Earth Ways is a 501 c)(3) Nonprofit aimed at creating high-quality nature connection experiences for kids and teens. Through our core routines of exploring wild nature, learning traditional skills, playing fun awareness games, tracking, and observation, we help young people build resilience, and become more connected to the natural world, to each other, and to themselves.

 


OUR STAFF
Andrew Dahl-Bredine  is the founder of Earth Ways. Having grown up in Silver City, NM, he went to college in California, then traveled all over the world learning about various languages, cultures, and musical traditions first-hand in South America, Asia, Africa, Europe, Mexico, and Central America.  He then spent over 10 years living, studying and practicing some of the nature-based ways of our ancestors: traditional and commonly shared human ancestral lifeways, skills, and cultural practices associated with land-based (and often hunter-gatherer) peoples. Andrew began these studies with a year-long wilderness immersion program at the Teaching Drum Outdoor School in Wisconsin in 2007. He continued learning and teaching with long-time primitive skills/ herbal medicine practitioner Doug Simons in New Mexico. He then continued training in tracking and cultural arts with John Stokes in northern New Mexico, and has studied and participated in workshops with the founder of the Nature Connection movement, Jon Young, since 2009.  Andrew currently holds a Masters in Social Work from WNMU, where he graduated with honors and received a Leadership in Program Development award for his work in helping create a concentration in wilderness therapy in the social work program there.  He also participated in a 2-week Restoring Rites of Passage Leadership training in the Pacific Northwest in 2017 and is certified as a Boys Council Facilitator using the evidence-based One Circle Method.
      He currently works as social worker, youth mentor, and musician. He has led outdoor groups for kids and teens for the past 15 years. He has offered classes and programs for the Guadalupe Montessori School, Aldo Leopold High School, and dozens of New Mexico elementary schools, as well as a long-running homeschool “Walkabout” program that has been helping kids connect with nature for over a decade. 
       In addition to helping re-connect his community with nature, Andrew's passion for group drumming has brought him to lead groups in New Mexico and across the Southwest in therapeutic contexts and in community drumming classes, events, and workshops. Andrew has also studied and practiced the Afro-Brazilian martial art of capoeira for over 20 years. He has taught community capoeira classes for kids, teens, and adults, and finds that the movements involved in capoeira help us learn how to respond in creative ways to all kinds of things in life.  Capoeira training is also wonderful for improving coordination, strength, flexibility, confidence, musical ability, cultural discovery, and a foundation in self-defense.   
       Earth Ways was founded as a 501(c)(3) in 2022 as a way to offer more high-quality nature experiences for youth in our area.
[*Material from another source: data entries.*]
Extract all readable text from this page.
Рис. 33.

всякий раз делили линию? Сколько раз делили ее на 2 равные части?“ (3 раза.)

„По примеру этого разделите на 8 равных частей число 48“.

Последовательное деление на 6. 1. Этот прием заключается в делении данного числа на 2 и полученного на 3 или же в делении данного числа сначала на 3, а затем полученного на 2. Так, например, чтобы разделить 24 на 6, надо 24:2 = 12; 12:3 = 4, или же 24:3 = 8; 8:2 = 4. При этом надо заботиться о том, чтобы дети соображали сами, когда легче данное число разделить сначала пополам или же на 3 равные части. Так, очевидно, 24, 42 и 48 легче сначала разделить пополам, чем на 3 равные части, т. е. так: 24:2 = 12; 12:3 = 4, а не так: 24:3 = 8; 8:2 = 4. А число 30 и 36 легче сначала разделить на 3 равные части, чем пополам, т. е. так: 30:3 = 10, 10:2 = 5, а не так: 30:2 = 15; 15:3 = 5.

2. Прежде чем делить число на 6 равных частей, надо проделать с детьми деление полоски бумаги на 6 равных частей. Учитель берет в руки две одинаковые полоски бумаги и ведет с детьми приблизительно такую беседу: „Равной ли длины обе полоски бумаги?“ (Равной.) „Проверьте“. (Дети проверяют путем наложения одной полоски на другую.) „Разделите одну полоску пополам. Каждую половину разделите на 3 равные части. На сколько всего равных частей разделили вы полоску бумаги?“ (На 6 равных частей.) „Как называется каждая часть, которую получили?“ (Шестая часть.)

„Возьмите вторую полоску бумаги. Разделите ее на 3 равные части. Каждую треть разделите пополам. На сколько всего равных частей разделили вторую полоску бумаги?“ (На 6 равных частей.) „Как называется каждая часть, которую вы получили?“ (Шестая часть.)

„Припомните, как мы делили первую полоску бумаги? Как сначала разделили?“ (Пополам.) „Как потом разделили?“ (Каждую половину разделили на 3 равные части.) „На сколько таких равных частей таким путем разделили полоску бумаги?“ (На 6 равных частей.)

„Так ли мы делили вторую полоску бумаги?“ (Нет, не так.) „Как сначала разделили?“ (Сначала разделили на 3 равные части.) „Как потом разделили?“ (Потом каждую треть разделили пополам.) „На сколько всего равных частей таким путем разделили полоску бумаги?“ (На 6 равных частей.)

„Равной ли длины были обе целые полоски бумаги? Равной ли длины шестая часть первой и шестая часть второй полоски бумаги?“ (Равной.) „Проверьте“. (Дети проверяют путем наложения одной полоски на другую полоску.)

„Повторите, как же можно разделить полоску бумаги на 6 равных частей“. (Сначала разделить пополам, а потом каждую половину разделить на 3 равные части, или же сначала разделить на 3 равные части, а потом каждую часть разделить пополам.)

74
With the help of funding from the New Mexico Outdoor Equity Fund, Earth Ways has recently launched four new free “Walkabout” programs in Grant County based on the nature connection model Andrew has been leading for almost two decades. Through this work, Andrew hopes to continue deepening and sharing his connection with wild nature, keep growing as a human being, father, and husband, and moving toward a more connected way of living.
 





Jess DeMoss  Jess DeMoss was born in Arizona, but grew up in west Texas. It was there that he first tried a hand drill to get a fire. Using a small yucca spindle and board, he got smoke...lots of smoke...then a coal. In complete shock that it worked, he frantically tossed together a small tinder bundle of whatever he could find and blew the coal in to flame. Worried about the giant cloud of smoke he was looking at, while sitting in a VERY public wild area, he snuffed the flames and sat in amazement. Fire from sticks. He continued to read and learn as much as he could from his little apartment in the city. Since then he has worked with kids and adults teaching these skills in Washington, Arizona, New Mexico, Utah, Texas and Wisconsin. He lives in Silver City, New Mexico with his wife and two kids. He also makes hand painted signs occasionally with his business: Scratch Paper Signs.